What is a CNM (Certified Nurse-Midwife) or CM (Certified Midwife)?
A Certified Nurse-Midwife or Certified Midwife is a licensed healthcare professional who specializes in female’s reproductive health and childbirth. CNMs/CMs do more than just deliver babies. We provide health care and wellness care to people, which may include family planning, gynecological checkups, routine health exams and screening as well as prenatal care and attending birth. Also midwives are experts at lactation and support the breastfeeding experience. We care for women across the life span from adolescence to after menopause.
Midwife comes from an old English word meaning “with woman,” and since women have been the traditional birth attendants throughout history, midwives have existed for as long as babies have been born.
Where do CNMs practice?
94.9% of all CM/CNM attended births occur in hospitals and 2.5% in homes.
Vermont Vital Statistics for 2016 reveal Nurse-Midwives attended 23% of all the births. Midwife-attended births increased from about 1% in the mid-1970s to accounting for nearly 12% of all vaginal hospital births in 2013 in the US. In Vermont, nearly 1 in 4 babies is caught by midwife hands.
Today’s Vermont CNMs are valued and trusted healthcare providers who provide women with a low-tech, high-touch alternative to traditional gynecologic and obstetrical care.
What is the education and licensing credentials for CNMs/CMs?
Nurse-midwives must pass a national certification examination and earn a national certification as a certified nurse-midwife (CNM) through the American Midwifery Certification Board (AMCB). To qualify to sit for the CNM examination, candidates must possess a valid RN license and must have graduated from an ACME-accredited nurse-midwifery program. National certification has been a requirement for CNM practice since 1971. A new path to midwifery is also a Certified Midwife (CM) who possess the same education and accreditation exam as CNMs.
In Vermont, CNMs hold an Advanced Practice Registered Nurse (APRN) license and are able to provide care within a hospital setting and at home. Certified nurse-midwives possess the legal authority to practice in all U.S. states, as well as the District of Columbia. Therefore, they must become licensed through the state in which they practice. CNMs must possess a graduate-level degree in nurse-midwifery. The most widely recognized graduate degree for nurse-midwives is the Master of Science in Nursing (MSN), although master’s-prepared RNs may also complete post-Master’s certificate programs and doctoral programs in nurse-midwifery. The Accreditation Commission for Midwifery Education (ACME) is the sole accrediting agency for nurse-midwifery education programs in the U.S. There are other midwives in Vermont who provide home births, Certified Professional Midwives (CPMs) and they are certified through NARM (North American Registry of Midwives)
Can I have an epidural in labor while using a CNM to attend my birth?
The quick answer is yes. Most CNMs attend births in a hospital setting and if epidurals are available, the CNM can prescribe them if a birthing person desires anesthesia during their birth. A physician anesthesiologist or nurse anesthetist will do the actual placement of the epidural.
Nurse-Midwives support a non-intervention approach to birth while they also provide individualized care. This means they support what is right or needed for each person and family they care for. CNMs support techniques for pain management that encourage the natural process, such as showers, massage, acupressure techniques, homeopathy, upright positions, changing positions frequently & sitting on a birthing ball.
What happens if there is a need for an operative birth such as a c/section?

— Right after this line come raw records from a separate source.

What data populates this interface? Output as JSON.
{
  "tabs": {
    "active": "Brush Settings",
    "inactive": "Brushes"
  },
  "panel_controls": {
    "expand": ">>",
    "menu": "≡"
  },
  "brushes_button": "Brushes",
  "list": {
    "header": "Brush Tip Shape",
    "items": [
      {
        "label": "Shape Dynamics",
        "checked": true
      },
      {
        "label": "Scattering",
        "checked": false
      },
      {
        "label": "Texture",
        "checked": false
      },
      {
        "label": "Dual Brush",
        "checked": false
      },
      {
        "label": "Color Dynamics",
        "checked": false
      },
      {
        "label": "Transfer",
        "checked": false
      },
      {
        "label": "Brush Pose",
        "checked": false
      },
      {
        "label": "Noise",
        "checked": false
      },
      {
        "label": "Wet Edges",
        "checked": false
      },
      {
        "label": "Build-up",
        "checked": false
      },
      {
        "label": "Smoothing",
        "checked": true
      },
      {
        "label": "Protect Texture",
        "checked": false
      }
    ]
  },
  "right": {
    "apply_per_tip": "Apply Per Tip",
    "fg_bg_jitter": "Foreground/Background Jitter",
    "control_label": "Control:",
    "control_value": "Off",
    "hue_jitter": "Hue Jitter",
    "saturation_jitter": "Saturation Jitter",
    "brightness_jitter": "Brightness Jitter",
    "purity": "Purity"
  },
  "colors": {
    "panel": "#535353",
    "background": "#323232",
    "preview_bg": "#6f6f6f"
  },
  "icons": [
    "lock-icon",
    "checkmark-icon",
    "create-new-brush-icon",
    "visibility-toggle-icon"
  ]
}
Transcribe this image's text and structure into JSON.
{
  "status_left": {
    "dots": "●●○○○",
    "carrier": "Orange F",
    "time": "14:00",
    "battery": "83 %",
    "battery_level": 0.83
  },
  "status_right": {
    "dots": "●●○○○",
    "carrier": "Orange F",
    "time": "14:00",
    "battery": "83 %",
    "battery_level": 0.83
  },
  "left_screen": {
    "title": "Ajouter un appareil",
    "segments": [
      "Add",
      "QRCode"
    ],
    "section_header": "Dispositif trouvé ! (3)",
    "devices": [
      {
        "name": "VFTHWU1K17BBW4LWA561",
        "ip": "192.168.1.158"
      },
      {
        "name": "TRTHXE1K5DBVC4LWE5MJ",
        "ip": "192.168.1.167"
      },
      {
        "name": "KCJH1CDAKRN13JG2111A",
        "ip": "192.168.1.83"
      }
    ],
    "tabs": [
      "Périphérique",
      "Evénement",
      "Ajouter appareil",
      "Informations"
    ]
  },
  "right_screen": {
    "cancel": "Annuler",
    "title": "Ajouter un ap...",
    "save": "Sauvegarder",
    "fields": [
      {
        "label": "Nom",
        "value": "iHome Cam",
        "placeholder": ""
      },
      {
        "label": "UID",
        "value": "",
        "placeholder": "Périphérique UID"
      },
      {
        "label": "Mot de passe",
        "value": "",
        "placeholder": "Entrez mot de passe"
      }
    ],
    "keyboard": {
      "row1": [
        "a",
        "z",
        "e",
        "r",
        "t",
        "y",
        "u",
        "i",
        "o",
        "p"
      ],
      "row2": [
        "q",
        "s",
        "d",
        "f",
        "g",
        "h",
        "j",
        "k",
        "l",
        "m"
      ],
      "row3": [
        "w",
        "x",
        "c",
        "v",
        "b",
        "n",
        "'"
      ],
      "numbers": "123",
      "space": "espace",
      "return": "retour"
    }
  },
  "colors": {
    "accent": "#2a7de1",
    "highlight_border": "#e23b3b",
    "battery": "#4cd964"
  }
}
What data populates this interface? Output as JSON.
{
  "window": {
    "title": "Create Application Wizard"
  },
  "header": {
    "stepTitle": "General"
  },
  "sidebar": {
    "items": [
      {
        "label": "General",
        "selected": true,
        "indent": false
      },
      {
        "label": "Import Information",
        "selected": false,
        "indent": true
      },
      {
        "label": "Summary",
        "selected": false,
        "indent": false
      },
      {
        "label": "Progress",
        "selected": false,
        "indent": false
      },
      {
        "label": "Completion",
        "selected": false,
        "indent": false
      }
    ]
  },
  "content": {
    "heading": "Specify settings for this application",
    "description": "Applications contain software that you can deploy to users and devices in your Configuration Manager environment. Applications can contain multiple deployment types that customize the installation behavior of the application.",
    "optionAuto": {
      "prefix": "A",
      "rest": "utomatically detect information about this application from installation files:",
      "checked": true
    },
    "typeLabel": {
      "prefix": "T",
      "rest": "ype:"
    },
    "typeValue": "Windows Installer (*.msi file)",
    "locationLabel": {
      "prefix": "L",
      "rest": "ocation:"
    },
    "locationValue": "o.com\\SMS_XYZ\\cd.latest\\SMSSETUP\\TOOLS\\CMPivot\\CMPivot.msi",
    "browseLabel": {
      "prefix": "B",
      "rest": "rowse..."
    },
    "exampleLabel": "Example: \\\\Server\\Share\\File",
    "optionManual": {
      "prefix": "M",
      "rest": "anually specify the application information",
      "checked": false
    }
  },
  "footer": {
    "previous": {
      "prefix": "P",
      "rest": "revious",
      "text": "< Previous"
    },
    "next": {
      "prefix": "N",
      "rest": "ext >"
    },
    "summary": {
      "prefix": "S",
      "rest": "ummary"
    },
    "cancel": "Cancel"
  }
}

A Nurse-Midwife cannot perform surgery for the birth of a baby, however, in some settings, the midwife can assist the physician with the surgery. CNMs provide care within a system of collaboration with OB/Gyn physicians. The MD working with the Nurse-Midwife will perform the c/section and the midwife continues to care for the person before and after the surgery, and many times they can be present to provide emotional support during the surgery.
Can my CNM prescribe my Birth Control?
Yes! As APRNs (Advanced Registered Nurse Practitioners) CNMs hold prescription privileges to prescribe birth control pills, IUDs, and other forms of birth control. Nurse-Midwives focus on women’s health care and also provide gynecological care, including annual exams, birth control, family planning and menopausal care as well.
Is midwifery care covered by health care insurance?
Certified Nurse-Midwifery care is covered by all insurance plans in Vermont state by law, including Medicare and Medicaid.